# matrix multiplication

• Feb 15th 2009, 05:55 AM
karimwahab
matrix multiplication
{ 3 2 } x { a b } = { 1 0 }
{ 1 -1 } { c d } { 0 1 }

So, what is:
{ a b } = { 1 0 } x Inv. { 3 2 }
{ c d } { 0 1 } { 1 -1 }

can any help me figure it out this matrix
its do to with "inverse"

• Feb 15th 2009, 08:07 PM
CaptainBlack
Quote:

Originally Posted by karimwahab
(3 2) + (a b) = (1 0)
(1 -1) (c d) (0 1)

can any help me figure it out this matrix
its do to with "inverse"

Why does this show a "+" sign?

CB
• Feb 16th 2009, 08:21 AM
Inverse of a 2x2 matrix
Hello karimwahab
Quote:

Originally Posted by karimwahab
{ 3 2 } x { a b } = { 1 0 }
{ 1 -1 } { c d } { 0 1 }

So, what is:

Quote:

Originally Posted by karimwahab
{ a b } = { 1 0 } x Inv. { 3 2 }
{ c d } { 0 1 } { 1 -1 }

can any help me figure it out this matrix
its do to with "inverse"

I'm not entirely sure what you mean by the part in red, but the first part is clear enough. It is:

$\displaystyle \begin{pmatrix}3&2\\1&-1 \end{pmatrix}\begin{pmatrix}a&b\\c&d \end{pmatrix}=\begin{pmatrix}1&0\\0&1 \end{pmatrix}$

Now the matrix $\displaystyle \begin{pmatrix}1&0\\0&1 \end{pmatrix}$ is called the Identity Matrix, usually denoted by $\displaystyle I$. This matrix has the special property that when any other 2x2 matrix is multiplied by it (either on the left or the right) then that matrix is unchanged - it keeps its identity. In other words, for any matrix $\displaystyle A$:

$\displaystyle A\times I = I\times A = A$

You then need to know that, if $\displaystyle A$ and $\displaystyle B$ are 2x2 matrices and $\displaystyle A\times B = I$, then $\displaystyle A$ and $\displaystyle B$ are inverses of each other. This is written $\displaystyle B= A^{-1}$ and $\displaystyle A = B^{-1}$.

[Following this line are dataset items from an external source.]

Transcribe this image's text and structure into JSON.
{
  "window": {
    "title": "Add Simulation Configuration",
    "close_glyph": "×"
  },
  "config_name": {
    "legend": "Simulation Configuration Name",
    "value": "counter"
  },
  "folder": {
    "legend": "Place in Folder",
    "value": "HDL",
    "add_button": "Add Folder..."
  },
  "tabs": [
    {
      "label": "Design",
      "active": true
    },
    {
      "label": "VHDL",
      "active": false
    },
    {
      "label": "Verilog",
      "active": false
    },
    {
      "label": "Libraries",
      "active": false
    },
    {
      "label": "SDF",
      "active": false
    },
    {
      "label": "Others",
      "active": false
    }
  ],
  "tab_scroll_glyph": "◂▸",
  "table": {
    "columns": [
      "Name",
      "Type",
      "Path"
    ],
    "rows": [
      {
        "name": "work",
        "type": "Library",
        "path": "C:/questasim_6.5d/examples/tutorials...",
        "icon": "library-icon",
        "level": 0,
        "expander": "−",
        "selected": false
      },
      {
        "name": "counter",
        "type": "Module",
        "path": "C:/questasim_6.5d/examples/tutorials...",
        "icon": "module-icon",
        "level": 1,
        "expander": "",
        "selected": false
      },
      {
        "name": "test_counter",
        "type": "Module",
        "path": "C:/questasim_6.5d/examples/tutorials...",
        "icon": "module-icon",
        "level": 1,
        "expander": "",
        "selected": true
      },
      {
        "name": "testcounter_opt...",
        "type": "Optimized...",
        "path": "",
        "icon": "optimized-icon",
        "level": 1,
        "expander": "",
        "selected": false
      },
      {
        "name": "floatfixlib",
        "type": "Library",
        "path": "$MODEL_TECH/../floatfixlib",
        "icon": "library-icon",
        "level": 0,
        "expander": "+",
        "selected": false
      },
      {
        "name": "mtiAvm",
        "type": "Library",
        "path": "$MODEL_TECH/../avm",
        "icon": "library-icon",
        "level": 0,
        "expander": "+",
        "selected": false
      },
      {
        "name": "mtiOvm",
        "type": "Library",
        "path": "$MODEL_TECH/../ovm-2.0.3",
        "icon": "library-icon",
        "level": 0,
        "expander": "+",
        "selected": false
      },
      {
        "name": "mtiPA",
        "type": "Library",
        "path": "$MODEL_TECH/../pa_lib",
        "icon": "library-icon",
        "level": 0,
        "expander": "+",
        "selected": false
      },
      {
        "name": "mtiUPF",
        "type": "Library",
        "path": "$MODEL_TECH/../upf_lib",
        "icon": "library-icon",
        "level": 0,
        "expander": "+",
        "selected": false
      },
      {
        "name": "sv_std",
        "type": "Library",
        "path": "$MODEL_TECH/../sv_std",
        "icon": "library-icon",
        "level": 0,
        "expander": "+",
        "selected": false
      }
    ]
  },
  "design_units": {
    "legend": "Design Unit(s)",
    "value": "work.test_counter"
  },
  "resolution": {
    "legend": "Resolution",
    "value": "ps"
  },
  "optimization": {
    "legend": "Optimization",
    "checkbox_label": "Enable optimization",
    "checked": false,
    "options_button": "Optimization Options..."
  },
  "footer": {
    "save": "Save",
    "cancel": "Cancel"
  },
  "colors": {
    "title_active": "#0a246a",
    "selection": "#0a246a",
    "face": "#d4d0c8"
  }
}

So the matrix $\displaystyle \begin{pmatrix}a&b\\c&d \end{pmatrix}$ is the inverse of the matrix $\displaystyle \begin{pmatrix}3&2\\1&-1 \end{pmatrix}$. There's a formula for the inverse of a 2x2 matrix here: The inverse of a 2x2 matrix - mathcentre

If you use that formula, you'll find that:

$\displaystyle \begin{pmatrix}a&b\\c&d \end{pmatrix} = \frac{1}{5} \begin{pmatrix}1&2\\1&-3 \end{pmatrix}$

I hope that answers the question.